People of xml source
<PersonResponse>
<Body>
<PBSExportResponse>
<PBSExportResult>
<NewDataSet>
<PERSON>
<Id>1</Id>
<Name>John Doe</Name>
<Age>25</Age>
</PERSON>
<PERSON>
<Id>10</Id>
<Name>Jimmy Doe</Name>
<Age>25</Age>
</PERSON>
<PERSON>
<Id>11</Id>
<Name>Jane Doe</Name>
<Age>25</Age>
</PERSON>
</NewDataSet>
</PBSExportResult>
</PBSExportResponse>
</Body>
</PersonResponse>
Destination file is empty or does not exist.
Result
- All persons will be synced to the destination xml as rows on a root element.
- Id has been removed
People of database 2 after sync
<PersonExport>
<Person>
<Name>John Doe</Name>
<Age>25</Age>
</Person>
<Person>
<Name>Jimmy Doe</Name>
<Age>25</Age>
</Person>
<Person>
<Name>Jane Doe</Name>
<Age>25</Age>
</Person>
</PersonExport>
Configuration
sources:
- name: src
type: Xml
connection:
settings:
path: source.xml
- name: dst
type: Xml
connection:
settings:
path: destination.xml
sync:
- name: Syncing persons
source: src
sourceConfig:
xpath: .//PERSON
types:
Name: Utf-8
Age: Int32
destination: dst
destinationConfig:
unique_columns:
- Name
root_name: PersonExport
row_name: Person
comparisonColumns:
- Name: Utf-8
- Age: Int32
# Only keep the columns we want
sourceTransformers:
- transformer: frames.project_columns
config:
columns:
- Name
- Age
Using XSL to transform the data
This is a short example showcasing how the xsl property can be used. This is not in any way, shape or form a guide to xsl's themselves.
INFO
To enable XSL you need to install the lxml parser.
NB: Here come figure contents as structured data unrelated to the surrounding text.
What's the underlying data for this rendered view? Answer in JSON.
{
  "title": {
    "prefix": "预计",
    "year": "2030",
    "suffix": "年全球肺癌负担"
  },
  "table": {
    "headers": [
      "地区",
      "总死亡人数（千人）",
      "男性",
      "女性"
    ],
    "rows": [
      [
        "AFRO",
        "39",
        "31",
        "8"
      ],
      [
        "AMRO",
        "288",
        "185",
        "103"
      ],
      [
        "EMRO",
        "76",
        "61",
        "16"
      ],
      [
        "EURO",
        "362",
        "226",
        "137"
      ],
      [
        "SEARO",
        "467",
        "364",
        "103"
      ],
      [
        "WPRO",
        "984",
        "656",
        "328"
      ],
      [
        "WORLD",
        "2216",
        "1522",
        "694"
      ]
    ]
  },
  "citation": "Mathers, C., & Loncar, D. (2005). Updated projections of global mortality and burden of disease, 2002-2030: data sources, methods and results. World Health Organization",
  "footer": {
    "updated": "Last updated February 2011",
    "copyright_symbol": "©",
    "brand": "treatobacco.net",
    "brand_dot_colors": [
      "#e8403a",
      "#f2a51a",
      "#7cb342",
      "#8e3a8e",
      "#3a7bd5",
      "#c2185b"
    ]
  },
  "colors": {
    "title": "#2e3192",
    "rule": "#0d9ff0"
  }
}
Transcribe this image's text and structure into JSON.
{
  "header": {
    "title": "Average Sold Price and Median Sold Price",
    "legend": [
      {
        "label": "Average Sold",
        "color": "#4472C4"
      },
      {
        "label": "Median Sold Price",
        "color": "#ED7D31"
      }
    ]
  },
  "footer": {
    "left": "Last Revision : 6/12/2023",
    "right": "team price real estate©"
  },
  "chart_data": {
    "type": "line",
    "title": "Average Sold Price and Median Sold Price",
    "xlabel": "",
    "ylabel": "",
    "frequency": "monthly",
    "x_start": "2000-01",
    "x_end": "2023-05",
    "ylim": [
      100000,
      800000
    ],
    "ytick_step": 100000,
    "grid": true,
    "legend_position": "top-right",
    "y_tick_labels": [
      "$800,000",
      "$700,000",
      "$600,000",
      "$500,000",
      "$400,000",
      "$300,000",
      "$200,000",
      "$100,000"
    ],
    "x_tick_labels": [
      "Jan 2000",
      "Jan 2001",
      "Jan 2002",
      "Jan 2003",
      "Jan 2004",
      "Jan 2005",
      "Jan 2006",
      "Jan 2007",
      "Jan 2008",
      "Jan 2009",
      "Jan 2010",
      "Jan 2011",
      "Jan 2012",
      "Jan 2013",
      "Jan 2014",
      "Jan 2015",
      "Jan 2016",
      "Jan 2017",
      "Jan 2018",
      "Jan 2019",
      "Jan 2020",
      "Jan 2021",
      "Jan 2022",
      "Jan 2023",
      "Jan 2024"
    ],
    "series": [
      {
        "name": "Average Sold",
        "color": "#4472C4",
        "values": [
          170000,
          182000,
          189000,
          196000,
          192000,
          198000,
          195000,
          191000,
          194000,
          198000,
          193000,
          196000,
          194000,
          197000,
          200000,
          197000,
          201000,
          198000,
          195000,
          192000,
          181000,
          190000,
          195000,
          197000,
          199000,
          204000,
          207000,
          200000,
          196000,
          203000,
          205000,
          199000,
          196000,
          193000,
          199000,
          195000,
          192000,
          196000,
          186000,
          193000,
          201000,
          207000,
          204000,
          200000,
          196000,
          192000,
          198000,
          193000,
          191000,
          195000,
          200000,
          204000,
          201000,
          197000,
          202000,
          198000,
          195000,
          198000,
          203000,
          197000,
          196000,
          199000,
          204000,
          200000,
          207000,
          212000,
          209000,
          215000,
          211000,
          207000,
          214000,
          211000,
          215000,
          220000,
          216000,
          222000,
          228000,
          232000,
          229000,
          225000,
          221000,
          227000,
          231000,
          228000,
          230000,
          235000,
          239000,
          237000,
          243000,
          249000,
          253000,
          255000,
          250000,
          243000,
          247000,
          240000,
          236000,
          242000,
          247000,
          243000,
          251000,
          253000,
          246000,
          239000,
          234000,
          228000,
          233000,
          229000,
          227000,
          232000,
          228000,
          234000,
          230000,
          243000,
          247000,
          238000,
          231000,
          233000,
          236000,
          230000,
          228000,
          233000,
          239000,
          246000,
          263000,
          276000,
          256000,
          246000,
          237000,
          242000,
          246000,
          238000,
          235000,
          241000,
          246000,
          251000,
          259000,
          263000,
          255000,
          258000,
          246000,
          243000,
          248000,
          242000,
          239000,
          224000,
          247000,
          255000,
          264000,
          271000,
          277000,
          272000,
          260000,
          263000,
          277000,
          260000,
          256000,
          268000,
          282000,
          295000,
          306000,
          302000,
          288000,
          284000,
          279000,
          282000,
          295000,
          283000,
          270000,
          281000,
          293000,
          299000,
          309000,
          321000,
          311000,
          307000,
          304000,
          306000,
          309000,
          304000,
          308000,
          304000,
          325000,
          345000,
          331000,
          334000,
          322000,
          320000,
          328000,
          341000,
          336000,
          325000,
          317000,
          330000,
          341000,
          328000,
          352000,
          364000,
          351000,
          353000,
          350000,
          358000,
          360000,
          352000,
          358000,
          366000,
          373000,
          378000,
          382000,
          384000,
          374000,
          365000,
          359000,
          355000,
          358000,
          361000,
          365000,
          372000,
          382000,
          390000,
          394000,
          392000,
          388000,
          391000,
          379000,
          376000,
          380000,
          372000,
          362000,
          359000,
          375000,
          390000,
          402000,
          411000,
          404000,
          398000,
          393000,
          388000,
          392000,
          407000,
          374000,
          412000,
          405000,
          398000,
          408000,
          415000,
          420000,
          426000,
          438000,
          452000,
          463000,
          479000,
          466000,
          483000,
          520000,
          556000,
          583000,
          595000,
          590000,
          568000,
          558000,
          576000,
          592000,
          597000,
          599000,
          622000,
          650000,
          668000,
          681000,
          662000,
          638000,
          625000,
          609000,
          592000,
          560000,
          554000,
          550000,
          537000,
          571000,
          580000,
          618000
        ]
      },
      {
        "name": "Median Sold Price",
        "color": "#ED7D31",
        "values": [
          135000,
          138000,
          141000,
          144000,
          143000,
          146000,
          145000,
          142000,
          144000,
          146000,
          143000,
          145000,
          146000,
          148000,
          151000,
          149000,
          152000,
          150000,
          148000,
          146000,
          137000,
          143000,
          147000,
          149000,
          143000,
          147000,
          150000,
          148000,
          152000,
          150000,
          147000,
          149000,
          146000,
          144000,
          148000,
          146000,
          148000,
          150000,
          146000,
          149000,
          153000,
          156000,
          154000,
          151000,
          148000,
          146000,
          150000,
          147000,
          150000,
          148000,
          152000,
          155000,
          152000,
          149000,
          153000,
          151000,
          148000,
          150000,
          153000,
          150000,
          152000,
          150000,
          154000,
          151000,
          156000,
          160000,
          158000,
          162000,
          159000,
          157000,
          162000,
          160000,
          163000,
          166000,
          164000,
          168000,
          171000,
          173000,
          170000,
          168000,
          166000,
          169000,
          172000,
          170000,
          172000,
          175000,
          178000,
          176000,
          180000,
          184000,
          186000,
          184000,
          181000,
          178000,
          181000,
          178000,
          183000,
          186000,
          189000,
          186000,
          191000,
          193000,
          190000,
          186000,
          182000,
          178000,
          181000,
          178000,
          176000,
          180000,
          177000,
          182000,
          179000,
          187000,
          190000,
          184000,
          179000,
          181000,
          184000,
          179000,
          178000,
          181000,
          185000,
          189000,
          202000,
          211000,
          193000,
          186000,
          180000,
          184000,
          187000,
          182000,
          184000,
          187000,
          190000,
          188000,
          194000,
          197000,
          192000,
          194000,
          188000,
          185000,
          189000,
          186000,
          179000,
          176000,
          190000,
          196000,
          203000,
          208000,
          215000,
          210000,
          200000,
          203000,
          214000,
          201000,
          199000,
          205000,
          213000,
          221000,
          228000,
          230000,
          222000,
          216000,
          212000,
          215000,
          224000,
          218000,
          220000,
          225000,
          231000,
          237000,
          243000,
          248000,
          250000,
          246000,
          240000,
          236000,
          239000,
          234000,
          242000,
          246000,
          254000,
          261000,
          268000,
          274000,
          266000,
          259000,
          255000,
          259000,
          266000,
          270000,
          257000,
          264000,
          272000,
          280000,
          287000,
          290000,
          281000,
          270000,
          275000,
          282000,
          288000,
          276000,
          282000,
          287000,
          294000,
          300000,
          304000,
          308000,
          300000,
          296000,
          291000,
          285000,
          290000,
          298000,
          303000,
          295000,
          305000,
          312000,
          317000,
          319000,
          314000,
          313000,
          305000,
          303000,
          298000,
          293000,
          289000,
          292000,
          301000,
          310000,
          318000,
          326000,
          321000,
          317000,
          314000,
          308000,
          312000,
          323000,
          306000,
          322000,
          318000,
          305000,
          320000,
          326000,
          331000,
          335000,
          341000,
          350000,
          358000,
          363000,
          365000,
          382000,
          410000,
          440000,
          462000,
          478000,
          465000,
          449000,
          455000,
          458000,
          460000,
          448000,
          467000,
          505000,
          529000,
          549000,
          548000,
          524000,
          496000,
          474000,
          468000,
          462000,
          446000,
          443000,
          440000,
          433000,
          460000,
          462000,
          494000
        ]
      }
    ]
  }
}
It can be done either by installing beetl using the xsl tag pip install beetl[xsl]
or independently pip install lxml
.
The XSL tranformations are applied prior to beetl converting the XML to a dataframe.
We're going to restructure this xml from being persons with addresses to addresses with person names.
Source
<body>
<person>
<name>Sarah</name>
<address>
<street>1 main st</street>
</address>
<address>
<street>2 main st</street>
</address>
</person>
<person>
<name>Sophie</name>
<address>
<street>3 main st</street>
</address>
<address>
<street>4 main st</street>
</address>
</person>
</body>
By specifying a xsl like this and providing it as a string to the xsl parameter:
<?xml version="1.0" encoding="UTF-8"?>
<xsl:stylesheet version="1.0" xmlns:xsl="http://www.w3.org/1999/XSL/Transform">xsl
<xsl:output method="xml" indent="yes"/>
<xsl:template match="//body">
<Output>
<xsl:for-each select=".//person">
<xsl:variable name="person_name" select=".//name"/>
<xsl:for-each select=".//address">
<Record>
<name><xsl:value-of select="$person_name"/></name>
<street><xsl:value-of select=".//street"/></street>
</Record>
</xsl:for-each>
</xsl:for-each>
</Output>
</xsl:template>
</xsl:stylesheet>
The transformed xml that will be parsed by beetl will be this:
<body>
<address>
<name>Sarah</name>
<street>1 main st</street>
</address>
<address>
<name>Sarah</name>
<street>2 main st</street>
</address>
<address>
<name>Sophie</name>
<street>3 main st</street>
</address>
<address>
<name>Sophie</name>
<street>4 main st</street>
</address>
</body>
Diff settings
Configure the diff config as following.
sync:
- name: test
source: srcname
destination: dstname
sourceConfig: {}
destinationConfig: {}
diff:
destination:
# type: string
# Identifies the type of diff destination to use
type: Xml
# name: string
# Points to a destination defined in the sources section by name
name: diffsourcename
# config: dict
# The destination type specific configuration
# The Xml source does not have any specific config
config: {}
The file will be automatically created if it doesn't exist. Otherwise beetl will read its contents and extend it.